ノーム: それは十分にあり得ますね。探索について話すとき、私が本当に言いたいのは推論の計算量をスケールアップすることです。探索はその一例ですが、より大きな問題は推論の計算量をどうスケールアップするかということです。
それは何か外部のプロセスかもしれませんし、アーキテクチャ自体の中で動的に計算を使用する方法かもしれません。追求すべき方向性はたくさんあります。
確かに、単にモンテカルロ木探索や現在存在するアルゴリズムだけでなく、もっと広く考える価値はあると思います。
質問者: ポーカーの背景から来ているのですが、これらのモデルの主な用途の1つは、人間が何らかの形で実装することです。これらのモデルの実装可能性について調べたことはありますか? 例えば、ポーカーの分野では、マシン均衡は非常に複雑になる可能性がありますが、多くの場合それは単なるノイズです。前提条件を入れると、これをするかあれをするかの非常に小さな確率が出てきます。これらのモデルを扱う中で、人間向けの何か教訓はありましたか?
ノーム: ポーカーに関しては、ボットが行うような種類の計算を人間が行うのは非常に難しいと思います。一般的な教訓はありましたが、それはボットが計画にアプローチする方法についてというよりは、ボットの一般的な戦略についてでした。
例えば、ボットが好んで行っていたことの1つは、非常に慎重に選んだ状況で、巨額の賭けをすることでした。典型的には、ポットに100ドルある状況で、人間なら50ドルから100ドルの間で賭けるところを、ボットは時々2万ドルも賭けたりしました。

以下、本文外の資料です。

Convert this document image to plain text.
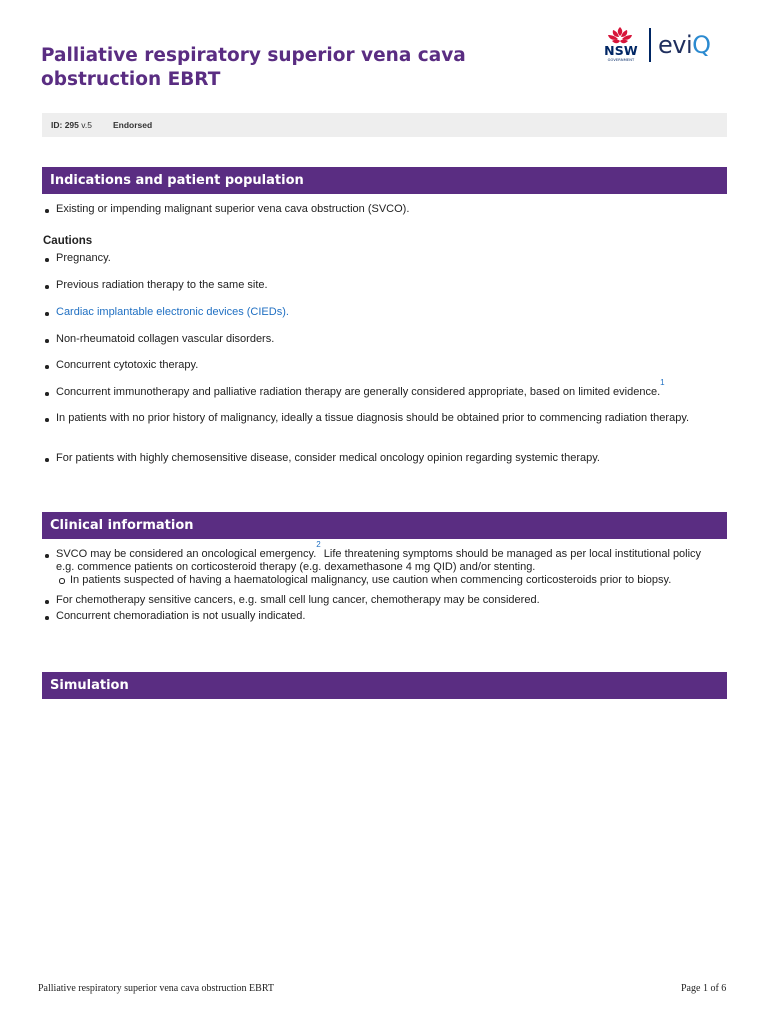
Palliative respiratory superior vena cava obstruction EBRT
NSW
GOVERNMENT
eviQ
ID: 295 v.5 Endorsed
Indications and patient population
Existing or impending malignant superior vena cava obstruction (SVCO).
Cautions
Pregnancy.
Previous radiation therapy to the same site.
Cardiac implantable electronic devices (CIEDs).
Non-rheumatoid collagen vascular disorders.
Concurrent cytotoxic therapy.
Concurrent immunotherapy and palliative radiation therapy are generally considered appropriate, based on limited evidence.$^1$
In patients with no prior history of malignancy, ideally a tissue diagnosis should be obtained prior to commencing radiation therapy.
For patients with highly chemosensitive disease, consider medical oncology opinion regarding systemic therapy.
Clinical information
SVCO may be considered an oncological emergency.$^2$ Life threatening symptoms should be managed as per local institutional policy e.g. commence patients on corticosteroid therapy (e.g. dexamethasone 4 mg QID) and/or stenting.
In patients suspected of having a haematological malignancy, use caution when commencing corticosteroids prior to biopsy.
For chemotherapy sensitive cancers, e.g. small cell lung cancer, chemotherapy may be considered.
Concurrent chemoradiation is not usually indicated.
Simulation
Palliative respiratory superior vena cava obstruction EBRT	Page 1 of 6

当時の人間にとって、これは非常に異例のことでした。実際、これが賭けの市場が私たちに不利だった理由の1つです。ボットがこのような行動をするのを見て、「このボットはジョークだ、良いはずがない」と思ったのです。
しかし、結果的にはある特定の状況で非常に効果的だったのです。これは人間がボットから学び、自分たちのゲームに取り入れ始めたことの1つです。
質問者: 新しい探索・計画アルゴリズムを開発するとしたら、このアルゴリズムをよりスケーラブルにする良い特性は何でしょうか?
ノーム: スケーラブルにする良い特性ですか。与えられた計算量に応じてどのように性能が向上するかをプロットできると思います。理想的には、より多くの計算を与えるほど性能が向上し続けるのが見たいところですね。
(司会者): もう一度、講演者に拍手をお願いします。
(拍手)
ノーム: ありがとうございました。